Sein Blick fiel auf die Uhr am unteren rechten Bildrand. Er schloss das Programm und versetzte den Rechner in den Energiesparmodus. In der Küche arrangierte er frische Vollkornbrötchen, Lyoner und Handkäse in einem rustikalen Korb, in den er auch eine Tonschale mit selbstgemachter Zwiebelmarinade legte. Den Spätburgunder aus Schweigen hatte er schon vor gut einer Stunde entkorkt. Den Korb in der einen und die Flasche in der anderen Hand machte er sich auf den Weg.

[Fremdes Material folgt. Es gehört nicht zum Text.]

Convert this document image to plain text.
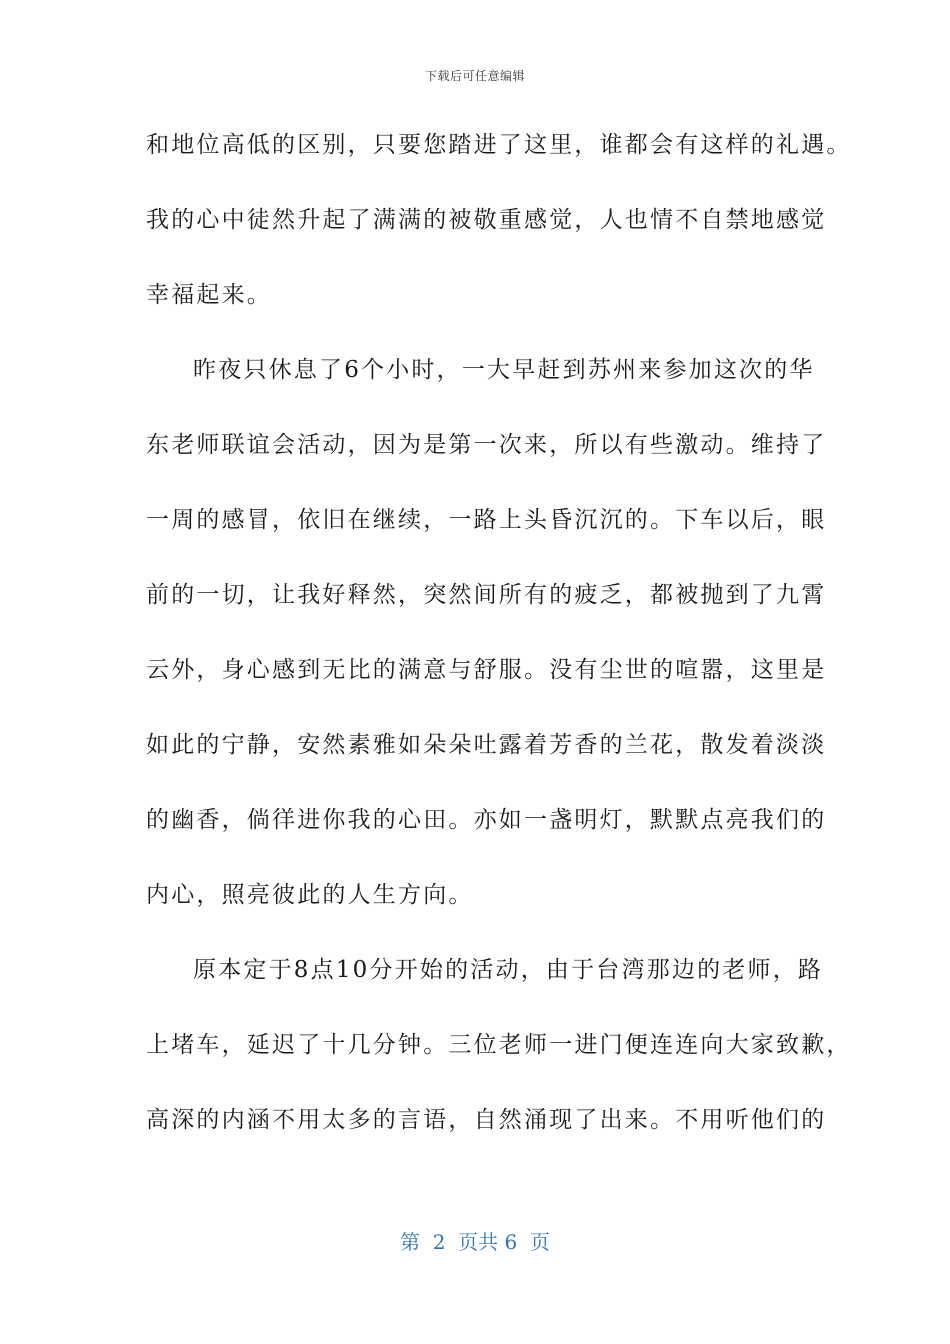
下载后可任意编辑
和地位高低的区别，只要您踏进了这里，谁都会有这样的礼遇。
我的心中徒然升起了满满的被敬重感觉，人也情不自禁地感觉
幸福起来。
昨夜只休息了6个小时，一大早赶到苏州来参加这次的华
东老师联谊会活动，因为是第一次来，所以有些激动。维持了
一周的感冒，依旧在继续，一路上头昏沉沉的。下车以后，眼
前的一切，让我好释然，突然间所有的疲乏，都被抛到了九霄
云外，身心感到无比的满意与舒服。没有尘世的喧嚣，这里是
如此的宁静，安然素雅如朵朵吐露着芳香的兰花，散发着淡淡
的幽香，倘徉进你我的心田。亦如一盏明灯，默默点亮我们的
内心，照亮彼此的人生方向。
原本定于8点10分开始的活动，由于台湾那边的老师，路
上堵车，延迟了十几分钟。三位老师一进门便连连向大家致歉，
高深的内涵不用太多的言语，自然涌现了出来。不用听他们的
第  2  页共 6  页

Britta empfing ihn mit einem zauberhaften Lächeln. „Du siehst heute viel besser aus als vor ein paar Tagen“, sagte sie, „da hatte ich mir schon Sorgen gemacht, dass der Stress im Job dir zu sehr zu schaffen macht.“ Sowohl das Kompliment als auch das Mitgefühl seiner Nachbarin ließ Delamotte strahlen – und ja, er fühlte sich heute auch besser als in den letzten Tagen.
Beschwingt folgte er Britta ins Wohnzimmer. Die weite Jogginghose, die sie trug, schlackerte ihr um die Hüften. Aber das störte Delamotte nicht; höchstens ein ganz kleines bisschen.